Diante do revés político que a Eletronuclear tem sofrido na região, a empresa passou a promover reuniões públicas de "esclarecimento". No último 25 de maio, foi realizado um "Seminário de Devolução das Ações Socioambientais", apresentando para moradores da aldeia guarani Sapukai e do Quilombo Santa Rita do Bracuí dados sobre os investimentos em institutos de pesquisa como o IED-BIG (Instituto de Ecodesenvolvimento da Baía da Ilha Grande). Porém, lideranças desses povos tradicionais denunciam que suas comunidades raramente recebem recursos da estatal, exigência cujo cumprimento já foi até objeto de atuação do Ministério Público Federal.    

Insegurança nuclear: um risco que se agrava com a deterioração

Entre tantos descumprimentos, a Eletronuclear tenta convencer a população de que o empreendimento não oferece riscos e gera energia limpa.

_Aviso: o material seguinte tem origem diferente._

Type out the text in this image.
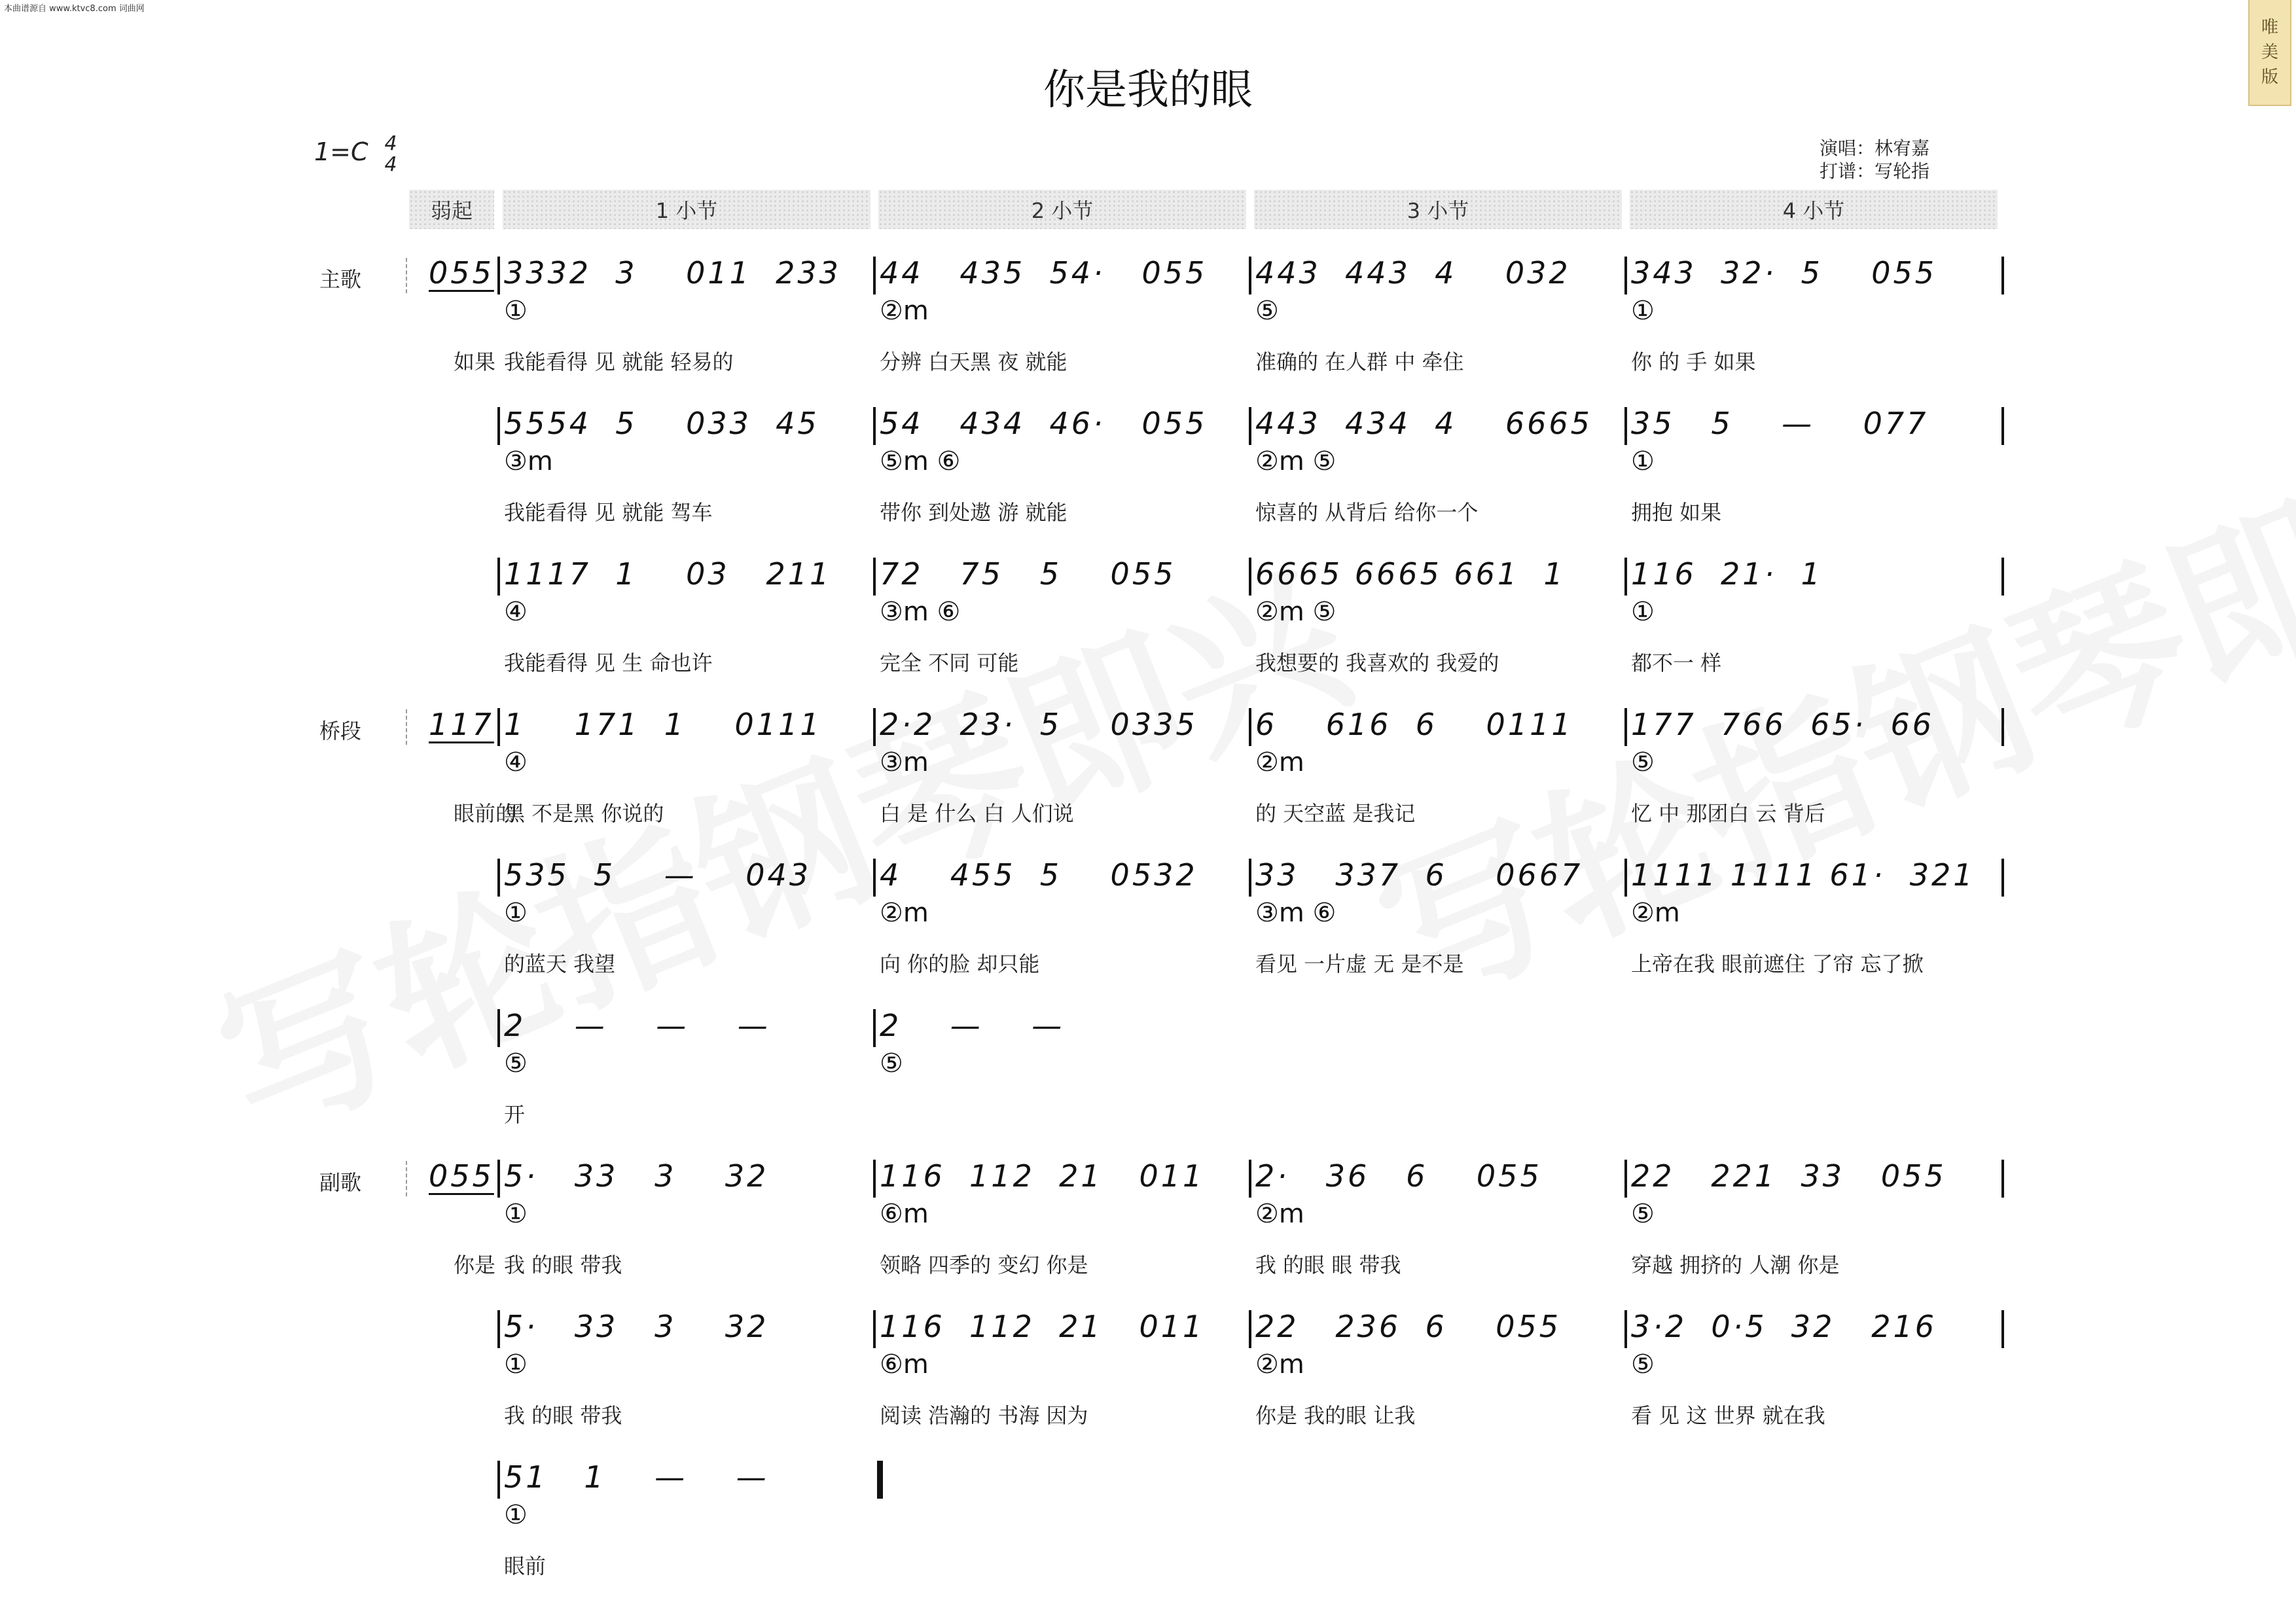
本曲谱源自 www.ktvc8.com 词曲网
唯
美
版
你是我的眼
1=C 4
4
演唱：林宥嘉
打谱：写轮指
弱起	1 小节	2 小节	3 小节	4 小节
主歌 055
如果
3332  3    011  233
①
我能看得 见 就能 轻易的
44   435  54·   055
②m
分辨 白天黑 夜 就能
443  443  4    032
⑤
准确的 在人群 中 牵住
343  32·  5    055
①
你 的 手 如果
5554  5    033  45
③m
我能看得 见 就能 驾车
54   434  46·   055
⑤m ⑥
带你 到处遨 游 就能
443  434  4    6665
②m ⑤
惊喜的 从背后 给你一个
35   5    —    077
①
拥抱 如果
1117  1    03   211
④
我能看得 见 生 命也许
72   75   5    055
③m ⑥
完全 不同 可能
6665 6665 661  1
②m ⑤
我想要的 我喜欢的 我爱的
116  21·  1
①
都不一 样
桥段 117
眼前的
1    171  1    0111
④
黑 不是黑 你说的
2·2  23·  5    0335
③m
白 是 什么 白 人们说
6    616  6    0111
②m
的 天空蓝 是我记
177  766  65·  66
⑤
忆 中 那团白 云 背后
535  5    —    043
①
的蓝天 我望
4    455  5    0532
②m
向 你的脸 却只能
33   337  6    0667
③m ⑥
看见 一片虚 无 是不是
1111 1111 61·  321
②m
上帝在我 眼前遮住 了帘 忘了掀
2    —    —    —
⑤
开
2    —    —
⑤
副歌 055
你是
5·   33   3    32
①
我 的眼 带我
116  112  21   011
⑥m
领略 四季的 变幻 你是
2·   36   6    055
②m
我 的眼 眼 带我
22   221  33   055
⑤
穿越 拥挤的 人潮 你是
5·   33   3    32
①
我 的眼 带我
116  112  21   011
⑥m
阅读 浩瀚的 书海 因为
22   236  6    055
②m
你是 我的眼 让我
3·2  0·5  32   216
⑤
看 见 这 世界 就在我
51   1    —    —
①
眼前
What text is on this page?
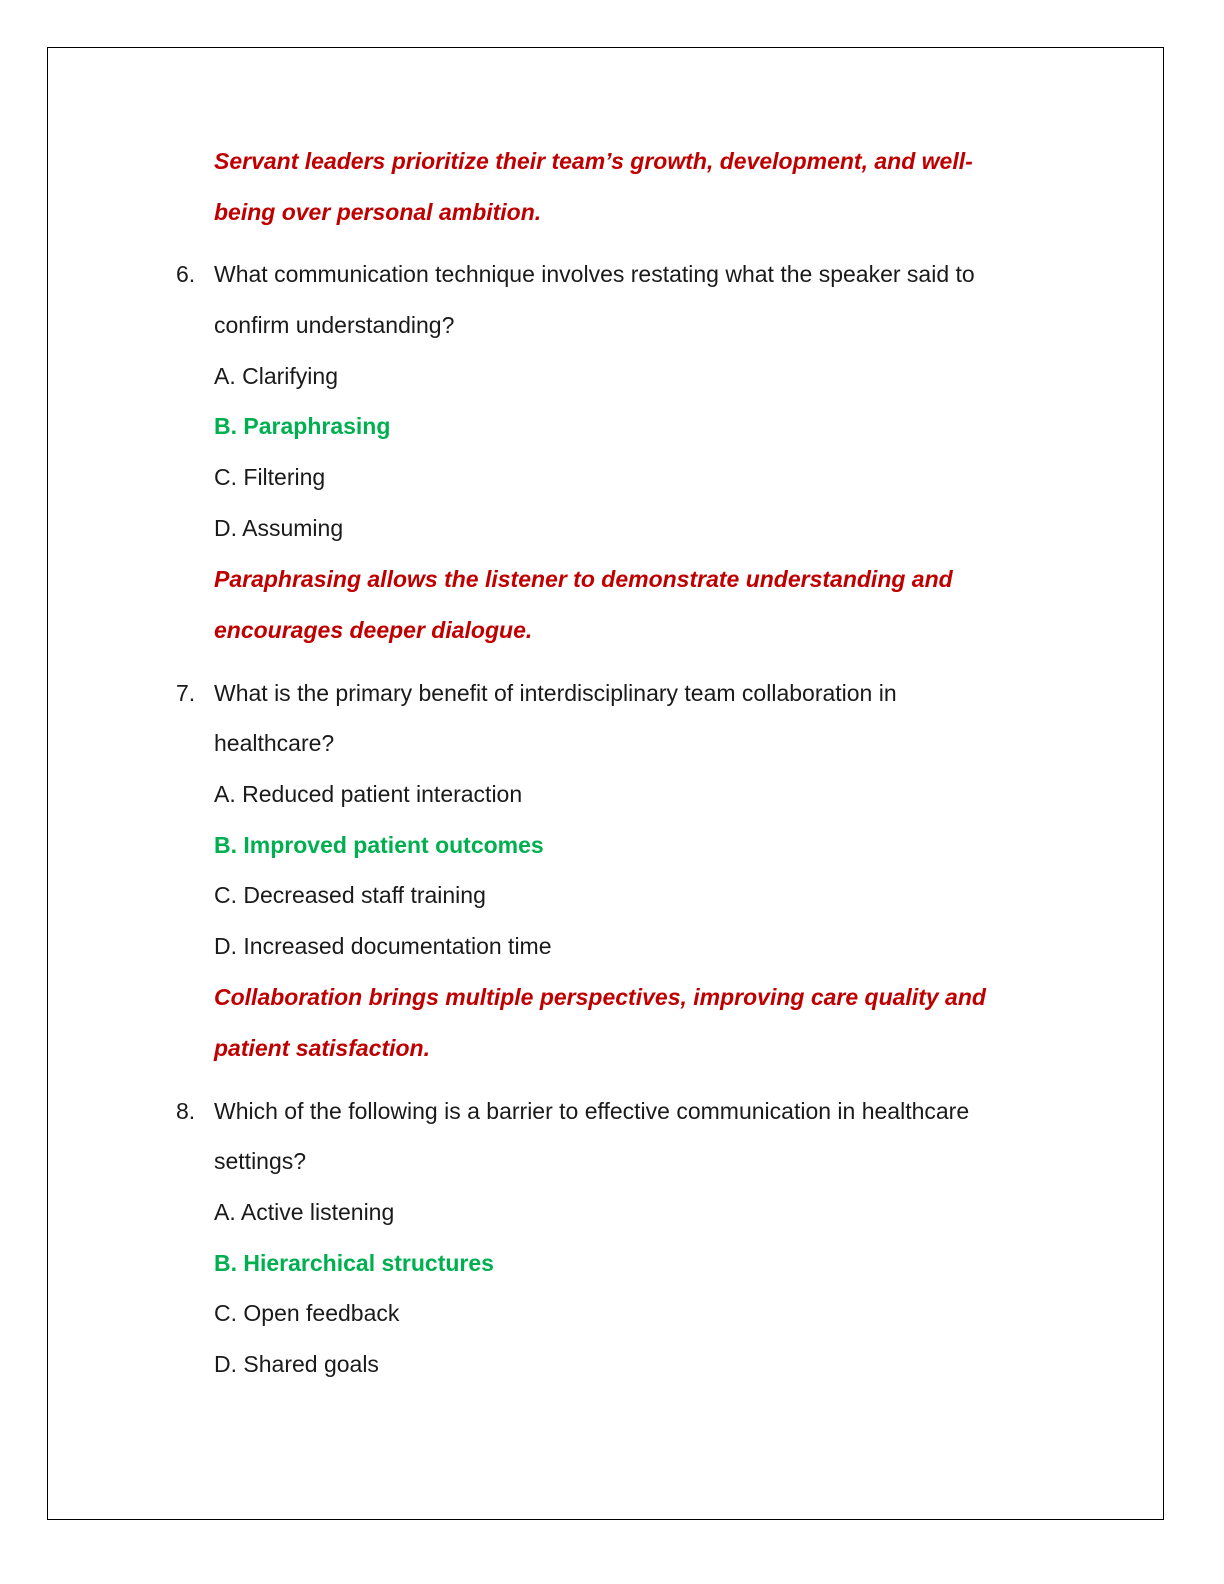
Servant leaders prioritize their team’s growth, development, and well-
being over personal ambition.
6. What communication technique involves restating what the speaker said to
confirm understanding?
A. Clarifying
B. Paraphrasing
C. Filtering
D. Assuming
Paraphrasing allows the listener to demonstrate understanding and
encourages deeper dialogue.
7. What is the primary benefit of interdisciplinary team collaboration in
healthcare?
A. Reduced patient interaction
B. Improved patient outcomes
C. Decreased staff training
D. Increased documentation time
Collaboration brings multiple perspectives, improving care quality and
patient satisfaction.
8. Which of the following is a barrier to effective communication in healthcare
settings?
A. Active listening
B. Hierarchical structures
C. Open feedback
D. Shared goals
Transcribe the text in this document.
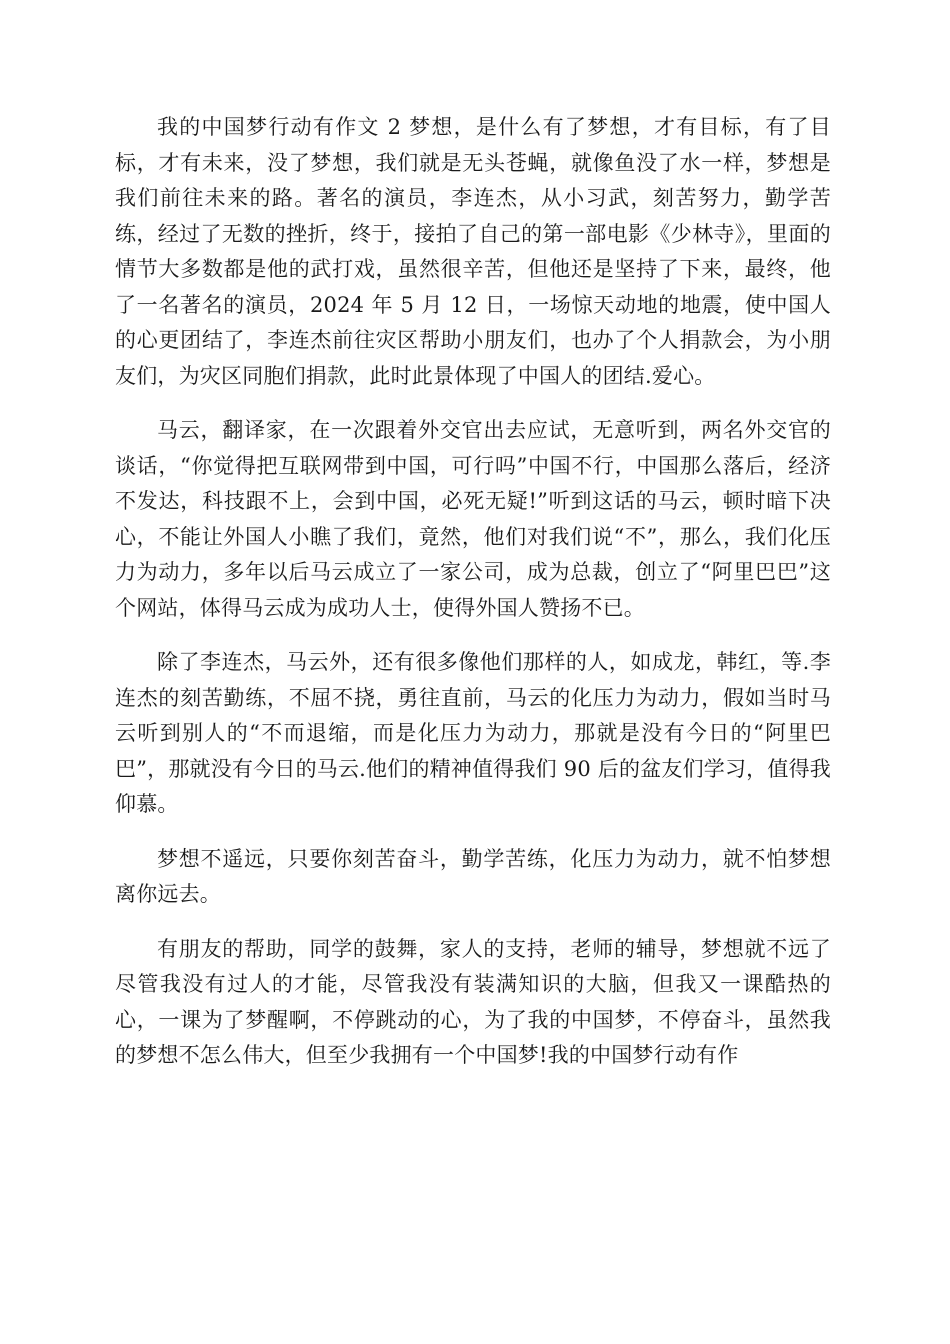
我的中国梦行动有作文 2 梦想，是什么有了梦想，才有目标，有了目标，才有未来，没了梦想，我们就是无头苍蝇，就像鱼没了水一样，梦想是我们前往未来的路。著名的演员，李连杰，从小习武，刻苦努力，勤学苦练，经过了无数的挫折，终于，接拍了自己的第一部电影《少林寺》，里面的情节大多数都是他的武打戏，虽然很辛苦，但他还是坚持了下来，最终，他了一名著名的演员，2024 年 5 月 12 日，一场惊天动地的地震，使中国人的心更团结了，李连杰前往灾区帮助小朋友们，也办了个人捐款会，为小朋友们，为灾区同胞们捐款，此时此景体现了中国人的团结.爱心。

马云，翻译家，在一次跟着外交官出去应试，无意听到，两名外交官的谈话，“你觉得把互联网带到中国，可行吗”中国不行，中国那么落后，经济不发达，科技跟不上，会到中国，必死无疑!”听到这话的马云，顿时暗下决心，不能让外国人小瞧了我们，竟然，他们对我们说“不”，那么，我们化压力为动力，多年以后马云成立了一家公司，成为总裁，创立了“阿里巴巴”这个网站，体得马云成为成功人士，使得外国人赞扬不已。

除了李连杰，马云外，还有很多像他们那样的人，如成龙，韩红，等.李连杰的刻苦勤练，不屈不挠，勇往直前，马云的化压力为动力，假如当时马云听到别人的“不而退缩，而是化压力为动力，那就是没有今日的“阿里巴巴”，那就没有今日的马云.他们的精神值得我们 90 后的盆友们学习，值得我仰慕。

梦想不遥远，只要你刻苦奋斗，勤学苦练，化压力为动力，就不怕梦想离你远去。

有朋友的帮助，同学的鼓舞，家人的支持，老师的辅导，梦想就不远了尽管我没有过人的才能，尽管我没有装满知识的大脑，但我又一课酷热的心，一课为了梦醒啊，不停跳动的心，为了我的中国梦，不停奋斗，虽然我的梦想不怎么伟大，但至少我拥有一个中国梦!我的中国梦行动有作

A estatal chegou até a trocar sua logo, mascarando o símbolo histórico do átomo por uma auréola verde e azul sobre a inscrição "energia limpa". 

A Sociedade Angrense de Proteção Ecológica (SAPE) luta há muito tempo pela formação de uma comissão independente formada por legislativo, executivo e instituições de pesquisa para monitorar o empreendimento nuclear, visando garantir o controle, fortalecimento social e proteção ambiental da Baía da Ilha Grande. 

Segurança é a questão central nesse momento. Em 2025, a Usina de Angra 1 completará 40 anos de funcionamento e, nas últimas décadas, já apresentou inúmeros problemas, recebendo agora programas de “rejuvenescimento”, entre eles procedimentos improvisados, que se mostram incapazes de impedir vazamentos. As fotos exibidas nas audiências, por exemplo, evidenciam a deterioração dos equipamentos da Usina.    

A ocultação do vazamento em Angra I é um alerta sério. Ao ignorá-lo ou transformá-lo numa forma de barganhar recursos para os municípios, deixamos de encará-lo em sua essência. O Complexo Nuclear de Angra dos Reis não oferece mínimas garantias de segurança à população. Além disso, o país que já investiu bilhões de reais nessa tecnologia de cunho militar pouco avançou na produção de tecnologias limpas de produção de energia. Perdemos recursos e tempo, enquanto acumulamos toneladas de resíduos radioativos. O futuro da humanidade depende de atitudes que garantam a segurança da humanidade e a manutenção de nossos ambientes. Esse é o caminho do Brasil, solar. Por isso reafirmamos mais uma vez: Pela Vida Pela Paz. Hiroshima Nunca Mais!